Si des objets ou des créatures amicales sont les plus courants, à l’image des bateaux-volants, des chocobos, des mogs mais aussi un bon paquet d’ennemis – ahriman, behemoth, tomberry, etc – des patronymes passent aussi la barrière des épisodes. C’est notamment le cas de Cid, qui telle une figure héroïque rattachée du Moyen-Age, Arthur ou Robin des Bois, recouvre une identité différente au fil des histoires. Des pierres solides pour un édifice qui se construit à chaque itération dans l’esprit du joueur habitué, soulagé de retrouver des codes qu’il connaît. Ce mélange de mythes issus de l’inconscient collectif et d’un faisceau de légendes propres, permet de créer un ensemble de liens, d’accroches, auxquels un large public peut s’arrimer.
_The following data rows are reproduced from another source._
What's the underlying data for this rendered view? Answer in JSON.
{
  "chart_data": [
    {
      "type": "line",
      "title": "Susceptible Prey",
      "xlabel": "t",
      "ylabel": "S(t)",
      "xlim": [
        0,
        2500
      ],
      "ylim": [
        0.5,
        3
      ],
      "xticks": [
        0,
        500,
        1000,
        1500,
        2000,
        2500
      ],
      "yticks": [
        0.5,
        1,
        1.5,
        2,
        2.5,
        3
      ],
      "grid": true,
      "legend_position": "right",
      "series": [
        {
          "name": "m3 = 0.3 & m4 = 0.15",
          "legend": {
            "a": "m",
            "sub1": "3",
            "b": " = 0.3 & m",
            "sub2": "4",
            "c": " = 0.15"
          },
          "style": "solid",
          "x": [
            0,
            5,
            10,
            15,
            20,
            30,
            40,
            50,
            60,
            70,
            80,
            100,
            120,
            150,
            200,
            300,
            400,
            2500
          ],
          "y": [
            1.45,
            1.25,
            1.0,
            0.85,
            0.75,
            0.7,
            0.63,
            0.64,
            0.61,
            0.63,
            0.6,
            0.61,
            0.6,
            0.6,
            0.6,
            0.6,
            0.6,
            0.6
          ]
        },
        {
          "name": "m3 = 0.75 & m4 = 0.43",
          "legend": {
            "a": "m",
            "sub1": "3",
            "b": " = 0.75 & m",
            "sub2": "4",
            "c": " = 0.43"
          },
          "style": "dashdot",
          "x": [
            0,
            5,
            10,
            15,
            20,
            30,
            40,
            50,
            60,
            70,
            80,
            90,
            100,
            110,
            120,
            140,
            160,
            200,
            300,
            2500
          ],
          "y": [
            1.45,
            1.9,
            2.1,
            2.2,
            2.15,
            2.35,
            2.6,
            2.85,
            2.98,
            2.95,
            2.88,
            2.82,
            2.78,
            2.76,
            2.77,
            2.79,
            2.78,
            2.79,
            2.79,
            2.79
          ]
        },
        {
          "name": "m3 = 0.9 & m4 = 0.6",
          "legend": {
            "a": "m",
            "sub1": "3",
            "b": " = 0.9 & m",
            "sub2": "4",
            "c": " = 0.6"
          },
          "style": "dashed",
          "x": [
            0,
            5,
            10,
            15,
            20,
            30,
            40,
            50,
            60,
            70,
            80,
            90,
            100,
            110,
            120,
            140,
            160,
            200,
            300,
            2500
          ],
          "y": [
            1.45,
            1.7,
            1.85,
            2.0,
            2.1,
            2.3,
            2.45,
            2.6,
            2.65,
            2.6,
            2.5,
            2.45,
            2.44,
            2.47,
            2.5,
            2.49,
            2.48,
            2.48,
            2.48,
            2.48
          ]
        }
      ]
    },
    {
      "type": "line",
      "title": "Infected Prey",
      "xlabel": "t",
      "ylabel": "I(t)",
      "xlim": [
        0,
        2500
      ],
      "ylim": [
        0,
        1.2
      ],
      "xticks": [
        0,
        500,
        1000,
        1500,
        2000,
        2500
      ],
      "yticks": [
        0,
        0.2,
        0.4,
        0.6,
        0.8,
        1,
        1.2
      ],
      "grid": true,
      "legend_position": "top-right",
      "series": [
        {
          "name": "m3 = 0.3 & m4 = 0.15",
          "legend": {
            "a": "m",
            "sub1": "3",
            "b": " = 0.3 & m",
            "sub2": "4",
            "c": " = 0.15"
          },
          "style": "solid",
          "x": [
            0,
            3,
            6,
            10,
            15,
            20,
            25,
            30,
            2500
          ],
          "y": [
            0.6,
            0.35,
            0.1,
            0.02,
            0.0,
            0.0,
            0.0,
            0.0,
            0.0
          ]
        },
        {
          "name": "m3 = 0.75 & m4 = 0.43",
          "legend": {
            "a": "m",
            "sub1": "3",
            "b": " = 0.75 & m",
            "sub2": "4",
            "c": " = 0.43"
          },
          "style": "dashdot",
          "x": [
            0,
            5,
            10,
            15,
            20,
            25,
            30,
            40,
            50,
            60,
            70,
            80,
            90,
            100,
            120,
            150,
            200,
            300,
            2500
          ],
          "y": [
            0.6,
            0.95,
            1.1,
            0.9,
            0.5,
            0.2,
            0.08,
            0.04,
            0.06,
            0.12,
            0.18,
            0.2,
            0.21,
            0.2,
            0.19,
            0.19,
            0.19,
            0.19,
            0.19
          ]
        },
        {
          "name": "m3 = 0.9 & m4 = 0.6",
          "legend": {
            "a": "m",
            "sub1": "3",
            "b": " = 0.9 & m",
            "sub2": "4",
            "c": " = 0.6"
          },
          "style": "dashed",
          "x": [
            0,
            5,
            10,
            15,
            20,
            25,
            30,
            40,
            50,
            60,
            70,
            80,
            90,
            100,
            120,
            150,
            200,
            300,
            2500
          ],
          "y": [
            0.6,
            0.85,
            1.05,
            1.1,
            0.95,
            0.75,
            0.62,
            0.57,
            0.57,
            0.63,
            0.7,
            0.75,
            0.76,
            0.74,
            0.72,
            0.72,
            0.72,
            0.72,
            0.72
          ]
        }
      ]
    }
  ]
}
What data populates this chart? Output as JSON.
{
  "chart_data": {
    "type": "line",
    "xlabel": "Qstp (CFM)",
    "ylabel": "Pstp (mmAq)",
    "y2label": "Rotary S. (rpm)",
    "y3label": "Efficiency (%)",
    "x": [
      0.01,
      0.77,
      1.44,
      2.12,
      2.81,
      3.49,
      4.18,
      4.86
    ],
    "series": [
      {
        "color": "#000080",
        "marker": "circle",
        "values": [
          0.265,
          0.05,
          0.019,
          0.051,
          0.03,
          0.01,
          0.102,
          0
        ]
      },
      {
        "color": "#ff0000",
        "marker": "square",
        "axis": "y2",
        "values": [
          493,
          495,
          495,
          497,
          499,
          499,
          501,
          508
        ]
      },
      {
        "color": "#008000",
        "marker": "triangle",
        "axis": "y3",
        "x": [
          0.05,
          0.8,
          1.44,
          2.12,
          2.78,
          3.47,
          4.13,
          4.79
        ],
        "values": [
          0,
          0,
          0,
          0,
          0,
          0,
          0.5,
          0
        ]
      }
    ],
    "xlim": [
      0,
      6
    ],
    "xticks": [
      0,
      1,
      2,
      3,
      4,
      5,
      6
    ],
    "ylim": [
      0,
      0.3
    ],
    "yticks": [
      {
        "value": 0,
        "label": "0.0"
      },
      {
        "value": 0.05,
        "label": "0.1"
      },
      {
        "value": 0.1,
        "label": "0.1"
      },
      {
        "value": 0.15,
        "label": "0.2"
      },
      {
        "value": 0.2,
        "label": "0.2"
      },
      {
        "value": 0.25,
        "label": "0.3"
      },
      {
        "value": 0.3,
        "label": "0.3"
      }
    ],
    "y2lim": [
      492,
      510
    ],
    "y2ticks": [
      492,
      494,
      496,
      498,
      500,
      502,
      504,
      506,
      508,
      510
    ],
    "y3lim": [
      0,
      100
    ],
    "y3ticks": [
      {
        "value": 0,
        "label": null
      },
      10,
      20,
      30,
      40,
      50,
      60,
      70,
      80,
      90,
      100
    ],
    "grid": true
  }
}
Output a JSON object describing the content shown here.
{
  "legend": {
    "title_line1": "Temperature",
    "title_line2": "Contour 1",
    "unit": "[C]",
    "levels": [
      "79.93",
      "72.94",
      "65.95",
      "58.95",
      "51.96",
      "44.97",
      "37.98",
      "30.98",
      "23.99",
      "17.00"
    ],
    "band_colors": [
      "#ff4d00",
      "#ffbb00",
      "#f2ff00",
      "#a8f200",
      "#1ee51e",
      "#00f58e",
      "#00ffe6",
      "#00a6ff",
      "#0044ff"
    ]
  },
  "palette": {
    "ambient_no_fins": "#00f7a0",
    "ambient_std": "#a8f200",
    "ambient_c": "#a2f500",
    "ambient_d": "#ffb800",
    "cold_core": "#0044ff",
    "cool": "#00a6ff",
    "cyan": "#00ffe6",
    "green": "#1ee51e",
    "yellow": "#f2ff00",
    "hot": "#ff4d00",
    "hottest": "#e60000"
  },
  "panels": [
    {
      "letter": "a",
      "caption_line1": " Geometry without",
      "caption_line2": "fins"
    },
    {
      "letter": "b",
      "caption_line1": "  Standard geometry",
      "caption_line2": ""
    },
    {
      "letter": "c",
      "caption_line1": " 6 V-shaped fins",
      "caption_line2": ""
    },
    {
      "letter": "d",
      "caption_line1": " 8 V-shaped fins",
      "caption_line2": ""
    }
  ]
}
Une mythologie moderne similaire à celle mise en place par Disney. Dans un registre bien plus grand public et surtout dirigé vers les enfants, ces productions américaines, tout du moins dans la catégorie long-métrage, utilisent des bases communes. La Petite Sirène, Blanche-Neige, La Belle au Bois-Dormant, sont issus de contes populaires de Grimm et d’Andersen, inscris dans un catalogue bien plus large, incluant des personnages et des univers créés de toutes pièces – Mickey, Donaldville, Fantomiald. Le tout lié avec une autre part importante de la culture mondiale : la littérature classique.

Pérenniser un univers

Le Roi Lion emprunte son récit au Hamlet de Shakespeare, Le Bossu de Notre-Dame est inspiré du roman Notre-Dame de Paris de Victor Hugo, et fonctionnent comme le complément parfait de supports déjà existant. Tout profil, souvent visé par Disney, retrouve une zone de confort dans cet éventail d’appels aux souvenirs. Disney et Square Enix tentent chacun de pérenniser leurs univers par cet entretien de l’imaginaire et toutes les déclinaisons qui en découlent. Rien d’étonnant à ce que ces deux acteurs aient décidé ensemble il y a quelques années de fusionner cette science de conteur dans Kingdom Hearts, croisement à succès des licences Disney et Final Fantasy.